Mindfulness Is A Super Power
Researchers surveyed 2,000 participants in Canada and studied the brain activity of 112 others using electroencephalograms.
The results showed that the average human attention span has fallen from 12 seconds in 2000 (or around the time the mobile revolution began), to just eight seconds. Meanwhile, goldfish are believed to have an attention span of nine seconds! We have a distraction epidemic.
This situation has a significant impact on our ability to learn, perform at work and generally enjoy life. Mindfulness can help us focus, feel better about ourselves and others, improve memory and enable us to achieve our goals – and the best thing about it is that it’s free!.
Mindfulness, it’s been the buzzword in recent times, but it’s not new, and it’s not a fad. Cultivating mindfulness and incorporating it into your life will have a broad impact on your personal and professional life. Mindfulness, in its simplest definition, is a mental discipline that involves training our attention – it supports our mind to be more focused, clear and productive. It doesn’t cost you a thing, no memberships, no technology, no special equipment, no extra time. It’s a no brainer!
The cognitive skill of mindfulness can help us:
• Improve focus, attention and memory
• Increase self-awareness and emotional intelligence
• Reduce the impact and influence of stressful thoughts and feelings
• Facilitate better communication and relationships
• Improve personal and professional performance
• Contribute to our physical and mental wellbeing
• Provide us with the opportunity to respond rather than react to people and situations
Mindfulness is both a form of meditation (formal practice) and a way of living with awareness (informal practice). Mindfulness meditation can take place on a chair or cushion. The informal practice of mindfulness refers to being attentive and present to what we are doing in daily life. Punctuating our day with mindful commas (a few seconds or up to a minute) and full stops (several minutes) is a great way to integrate mindfulness into our lives and have a positive impact on our day to day experiences.
Here are some daily mindfulness tips that you can incorporate into the things you’re already doing:
• Bring your attention to your breathing by observing five mindful breaths. On average we take 21,600 breaths per day, when was the last time you paid attention to just five of them?
• Tune into the conversation you are having and listen with your full attention. What do you notice?
• Notice changes in your posture. Be aware of how your body and mind feel when you move from lying down to sitting, to standing, to walking.
• Drink and eat something mindfully. Take a moment to tune into all of your senses. Bring awareness to seeing your food, smelling your food, tasting your food, chewing your food, and swallowing your food.
Journaling is another effective way to bring you into a state of mindfulness. Past frustrations and future anxieties lose their edge in the present moment. It calls a wandering mind to attention from passivity to actively engaging with your thoughts. You become aware of the internal chatter and your emotional state.
Here are some surprising benefits that might convince and motivate you to start writing:
Increases emotional intelligence – Journaling is an outlet for processing emotions and increases self-awareness.

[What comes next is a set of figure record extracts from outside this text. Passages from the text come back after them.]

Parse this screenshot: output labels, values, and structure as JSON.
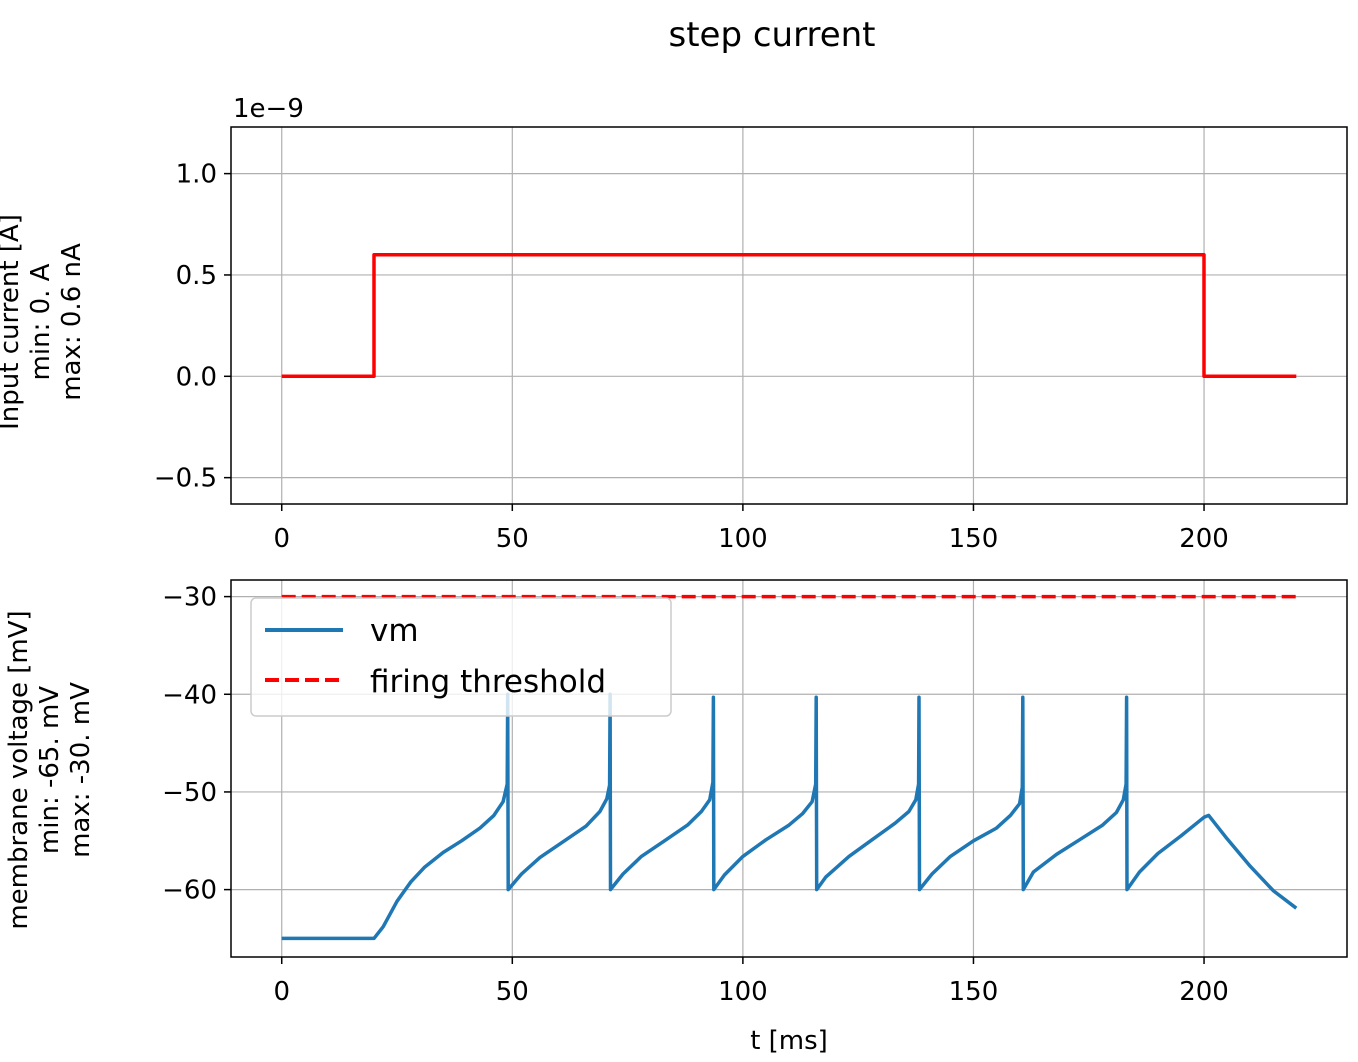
{
  "chart_data": [
    {
      "type": "line",
      "panel": "top",
      "title": "step current",
      "offset_text": "1e−9",
      "ylabel_lines": [
        "Input current [A]",
        "min: 0. A",
        "max: 0.6 nA"
      ],
      "xlabel": "",
      "xlim": [
        -11,
        231
      ],
      "ylim": [
        -0.63,
        1.23
      ],
      "xticks": [
        0,
        50,
        100,
        150,
        200
      ],
      "xtick_labels": [
        "0",
        "50",
        "100",
        "150",
        "200"
      ],
      "yticks": [
        -0.5,
        0.0,
        0.5,
        1.0
      ],
      "ytick_labels": [
        "−0.5",
        "0.0",
        "0.5",
        "1.0"
      ],
      "grid": true,
      "series": [
        {
          "color": "#ff0000",
          "style": "solid",
          "x": [
            0,
            20,
            20,
            200,
            200,
            220
          ],
          "y": [
            0,
            0,
            0.6,
            0.6,
            0,
            0
          ]
        }
      ]
    },
    {
      "type": "line",
      "panel": "bottom",
      "title": "",
      "ylabel_lines": [
        "membrane voltage [mV]",
        "min: -65. mV",
        "max: -30. mV"
      ],
      "xlabel": "t [ms]",
      "xlim": [
        -11,
        231
      ],
      "ylim": [
        -66.9,
        -28.3
      ],
      "xticks": [
        0,
        50,
        100,
        150,
        200
      ],
      "xtick_labels": [
        "0",
        "50",
        "100",
        "150",
        "200"
      ],
      "yticks": [
        -60,
        -50,
        -40,
        -30
      ],
      "ytick_labels": [
        "−60",
        "−50",
        "−40",
        "−30"
      ],
      "grid": true,
      "legend": {
        "placement": "upper-left"
      },
      "series": [
        {
          "name": "vm",
          "color": "#1f77b4",
          "style": "solid",
          "x": [
            0,
            20,
            22,
            25,
            28,
            31,
            35,
            39,
            43,
            46,
            48,
            48.9,
            49,
            49.1,
            52,
            56,
            61,
            66,
            69,
            70.5,
            71.1,
            71.2,
            71.3,
            74,
            78,
            83,
            88,
            91,
            92.8,
            93.5,
            93.6,
            93.7,
            96,
            100,
            105,
            110,
            113,
            115,
            115.8,
            115.9,
            116,
            118,
            123,
            128,
            133,
            136,
            137.5,
            138.1,
            138.2,
            138.3,
            141,
            145,
            150,
            155,
            158,
            160,
            160.6,
            160.7,
            160.8,
            163,
            168,
            173,
            178,
            181,
            182.5,
            183.1,
            183.2,
            183.3,
            186,
            190,
            195,
            200,
            201,
            205,
            210,
            215,
            220
          ],
          "y": [
            -65,
            -65,
            -63.8,
            -61.2,
            -59.2,
            -57.7,
            -56.2,
            -55.0,
            -53.7,
            -52.4,
            -51,
            -49.2,
            -40,
            -60,
            -58.4,
            -56.7,
            -55.1,
            -53.5,
            -52.0,
            -50.7,
            -49.3,
            -40,
            -60,
            -58.4,
            -56.6,
            -55.0,
            -53.4,
            -52.0,
            -50.8,
            -49.0,
            -40.3,
            -60,
            -58.5,
            -56.6,
            -54.9,
            -53.4,
            -52.2,
            -51.0,
            -49.2,
            -40.3,
            -60,
            -58.7,
            -56.6,
            -54.9,
            -53.2,
            -52.0,
            -50.8,
            -49.2,
            -40.3,
            -60,
            -58.4,
            -56.6,
            -55.0,
            -53.7,
            -52.4,
            -51.2,
            -49.5,
            -40.3,
            -60,
            -58.2,
            -56.4,
            -54.9,
            -53.4,
            -52.1,
            -50.8,
            -49.2,
            -40.3,
            -60,
            -58.2,
            -56.3,
            -54.5,
            -52.6,
            -52.4,
            -54.8,
            -57.6,
            -60.1,
            -61.9
          ]
        },
        {
          "name": "firing threshold",
          "color": "#ff0000",
          "style": "dashed",
          "x": [
            0,
            220
          ],
          "y": [
            -30,
            -30
          ]
        }
      ]
    }
  ]
}
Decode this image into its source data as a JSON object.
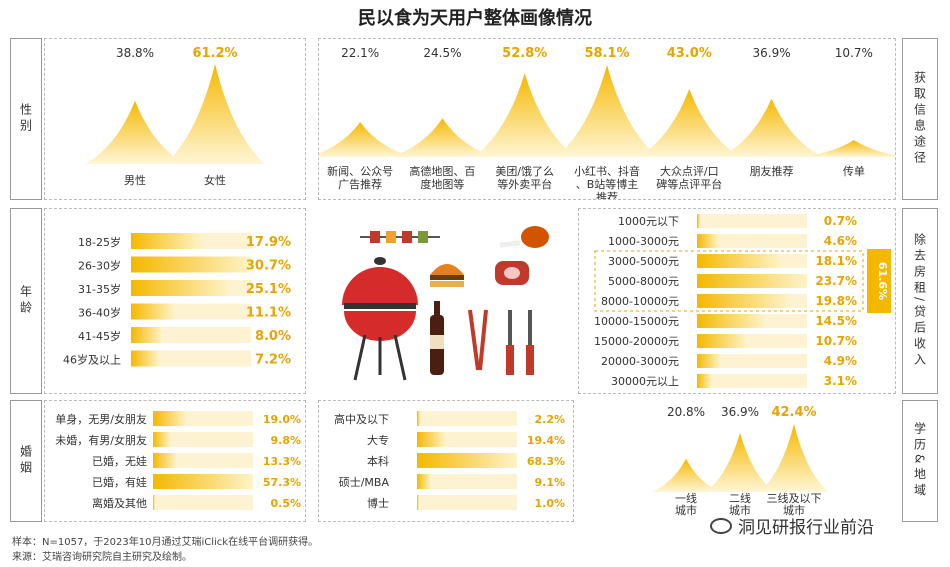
{
  "title": "民以食为天用户整体画像情况",
  "colors": {
    "gold": "#f5b800",
    "light": "#fde9a6",
    "accent": "#e8a400"
  },
  "side_labels": {
    "gender": "性别",
    "age": "年龄",
    "marriage": "婚姻",
    "info": "获取信息途径",
    "income": "除去房租/贷后收入",
    "edu_city": "学历&地域"
  },
  "income_bracket_label": "61.6%",
  "footer": {
    "line1": "样本：N=1057，于2023年10月通过艾瑞iClick在线平台调研获得。",
    "line2": "来源：艾瑞咨询研究院自主研究及绘制。"
  },
  "watermark": "洞见研报行业前沿",
  "chart_data": [
    {
      "id": "gender",
      "type": "area",
      "categories": [
        "男性",
        "女性"
      ],
      "values": [
        38.8,
        61.2
      ],
      "value_labels": [
        "38.8%",
        "61.2%"
      ],
      "unit": "%"
    },
    {
      "id": "info",
      "type": "area",
      "categories": [
        "新闻、公众号广告推荐",
        "高德地图、百度地图等",
        "美团/饿了么等外卖平台",
        "小红书、抖音、B站等博主推荐",
        "大众点评/口碑等点评平台",
        "朋友推荐",
        "传单"
      ],
      "values": [
        22.1,
        24.5,
        52.8,
        58.1,
        43.0,
        36.9,
        10.7
      ],
      "value_labels": [
        "22.1%",
        "24.5%",
        "52.8%",
        "58.1%",
        "43.0%",
        "36.9%",
        "10.7%"
      ],
      "highlight": [
        2,
        3,
        4
      ],
      "unit": "%"
    },
    {
      "id": "age",
      "type": "bar",
      "categories": [
        "18-25岁",
        "26-30岁",
        "31-35岁",
        "36-40岁",
        "41-45岁",
        "46岁及以上"
      ],
      "values": [
        17.9,
        30.7,
        25.1,
        11.1,
        8.0,
        7.2
      ],
      "value_labels": [
        "17.9%",
        "30.7%",
        "25.1%",
        "11.1%",
        "8.0%",
        "7.2%"
      ],
      "unit": "%"
    },
    {
      "id": "income",
      "type": "bar",
      "categories": [
        "1000元以下",
        "1000-3000元",
        "3000-5000元",
        "5000-8000元",
        "8000-10000元",
        "10000-15000元",
        "15000-20000元",
        "20000-3000元",
        "30000元以上"
      ],
      "values": [
        0.7,
        4.6,
        18.1,
        23.7,
        19.8,
        14.5,
        10.7,
        4.9,
        3.1
      ],
      "value_labels": [
        "0.7%",
        "4.6%",
        "18.1%",
        "23.7%",
        "19.8%",
        "14.5%",
        "10.7%",
        "4.9%",
        "3.1%"
      ],
      "unit": "%"
    },
    {
      "id": "marriage",
      "type": "bar",
      "categories": [
        "单身，无男/女朋友",
        "未婚，有男/女朋友",
        "已婚，无娃",
        "已婚，有娃",
        "离婚及其他"
      ],
      "values": [
        19.0,
        9.8,
        13.3,
        57.3,
        0.5
      ],
      "value_labels": [
        "19.0%",
        "9.8%",
        "13.3%",
        "57.3%",
        "0.5%"
      ],
      "unit": "%"
    },
    {
      "id": "education",
      "type": "bar",
      "categories": [
        "高中及以下",
        "大专",
        "本科",
        "硕士/MBA",
        "博士"
      ],
      "values": [
        2.2,
        19.4,
        68.3,
        9.1,
        1.0
      ],
      "value_labels": [
        "2.2%",
        "19.4%",
        "68.3%",
        "9.1%",
        "1.0%"
      ],
      "unit": "%"
    },
    {
      "id": "city",
      "type": "area",
      "categories": [
        "一线城市",
        "二线城市",
        "三线及以下城市"
      ],
      "values": [
        20.8,
        36.9,
        42.4
      ],
      "value_labels": [
        "20.8%",
        "36.9%",
        "42.4%"
      ],
      "highlight": [
        2
      ],
      "unit": "%"
    }
  ]
}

Understanding ourselves allows for greater awareness of ourself and therefore, the ability to more effectively self regulate.
Boosts memory and comprehension – There’s a new relationship between the hand and brain, sparked by the composition of thoughts and ideas. Words are representations of ideas, and the formation of letters causes the mind to compose or re-compose ideas while journaling. This strengthens previously covered information and forces you to engage in the cognitive recall.
Facilitates insights and ‘aha’ moments – To write without thinking can be a powerful tool. “Stream of consciousness” writing brings out thoughts and ideas you never knew you had by facilitating greater exploration and expression. Your mind makes connections and gains insight where you might have been struggling before.
Builds self-confidence – Journaling about a positive experience allows your brain to relive it and reaffirm your abilities when self-doubt appears. The release of endorphins and dopamine will boost your self-esteem and mood and motivate you to engage in the same or similar activities in the future. These reflections can become a catalogue of personal achievements that you continue to go back.
Achieve goals – Journaling often includes your dreams and ambitions. Writing goals signals to your brain, “this is important.” Your reticular activating system (RAS) then flags relevant opportunities and tools to achieve that goal. More detailed purposes provide a psychological blueprint and increase the likelihood of achieving them.
Mindfulness can be your superpower by bringing about high awareness of self and others, enriching relationships, facilitating learning and insights, improving performance, and reducing stress. It’s the simple things done that can make the most significant difference.